Time to improvement following teprotumumab treatment of thyroid eye disease: real world experience

Background: Teprotumumab is the only FDA-approved medication for thyroid eye disease (TED), showing benefits in reducing proptosis, diplopia, clinical activity score (CAS), and improving quality of life. This study describes the clinical outcomes of TED patients treated with Teprotumumab across 5 medical centers in Israel and evaluates time-to-improvement. Methods: A retrospective cohort study of electronic medical records for Israeli patients treated with Teprotumumab between 2021 and 2024 in five medical centers. The main outcome included changes in proptosis and diplopia. Results: Thirty-two TED patients (mean age 53.3, 19 females) received partial or complete treatment with Teprotumumab. All had previously failed IV glucocorticoids, and some also failed other biologics. Four patients had decompression surgery prior; 3 with optic neuropathy and 1 with proptosis improved after 1–7 doses.

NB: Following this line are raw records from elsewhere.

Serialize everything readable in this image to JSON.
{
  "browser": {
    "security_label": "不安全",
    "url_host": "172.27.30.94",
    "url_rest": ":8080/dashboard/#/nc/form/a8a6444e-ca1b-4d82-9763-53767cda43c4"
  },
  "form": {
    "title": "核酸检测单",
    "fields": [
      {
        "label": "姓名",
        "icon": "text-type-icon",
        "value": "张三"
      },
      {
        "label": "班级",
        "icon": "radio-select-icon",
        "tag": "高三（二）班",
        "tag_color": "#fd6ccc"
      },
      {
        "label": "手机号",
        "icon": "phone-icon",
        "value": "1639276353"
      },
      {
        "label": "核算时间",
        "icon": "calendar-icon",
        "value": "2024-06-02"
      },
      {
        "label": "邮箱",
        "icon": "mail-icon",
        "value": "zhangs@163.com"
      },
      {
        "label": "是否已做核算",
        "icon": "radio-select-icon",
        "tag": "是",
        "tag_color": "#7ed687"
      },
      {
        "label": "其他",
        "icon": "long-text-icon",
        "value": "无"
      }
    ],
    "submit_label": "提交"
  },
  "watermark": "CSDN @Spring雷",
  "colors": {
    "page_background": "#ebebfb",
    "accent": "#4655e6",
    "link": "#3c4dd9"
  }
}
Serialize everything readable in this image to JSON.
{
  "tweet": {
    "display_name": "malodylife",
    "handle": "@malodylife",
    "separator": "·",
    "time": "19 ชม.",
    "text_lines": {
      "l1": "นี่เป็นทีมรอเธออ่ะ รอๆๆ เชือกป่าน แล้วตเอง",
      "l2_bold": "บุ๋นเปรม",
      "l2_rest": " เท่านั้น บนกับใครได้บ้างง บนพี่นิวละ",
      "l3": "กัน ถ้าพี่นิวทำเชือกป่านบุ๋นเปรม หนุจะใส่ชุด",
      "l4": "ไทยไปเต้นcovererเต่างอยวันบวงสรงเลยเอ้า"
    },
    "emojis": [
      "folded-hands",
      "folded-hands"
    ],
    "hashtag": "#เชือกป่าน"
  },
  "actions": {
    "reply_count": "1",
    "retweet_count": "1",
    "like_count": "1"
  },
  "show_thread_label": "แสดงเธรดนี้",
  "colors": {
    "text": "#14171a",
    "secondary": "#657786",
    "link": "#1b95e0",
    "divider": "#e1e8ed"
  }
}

Proptosis decreased by 2.4mm (right) and 2.0mm (left) (p < 0.001, p = 0.002, paired sample t-test), with significant reductions in primary gaze diplopia (p = 0.015, chi-square test). Four patients (12.5%) had symptom recurrence 8–12 months post-treatment; one improved with additional treatment. Thirteen patients (40.6%) had significant improvement within 3 infusions. Adverse events included myalgia (n = 4), hyperglycemia (n = 3), diarrhea (n = 3), and hearing issues (n = 4). One patient developed encephalopathy, successfully treated with plasmapheresis. Conclusions: Teprotumumab was effective in reducing diplopia and proptosis among Israeli TED patients, with rapid improvement in nearly half of the cases. Further studies are warranted to confirm these findings in real-world settings.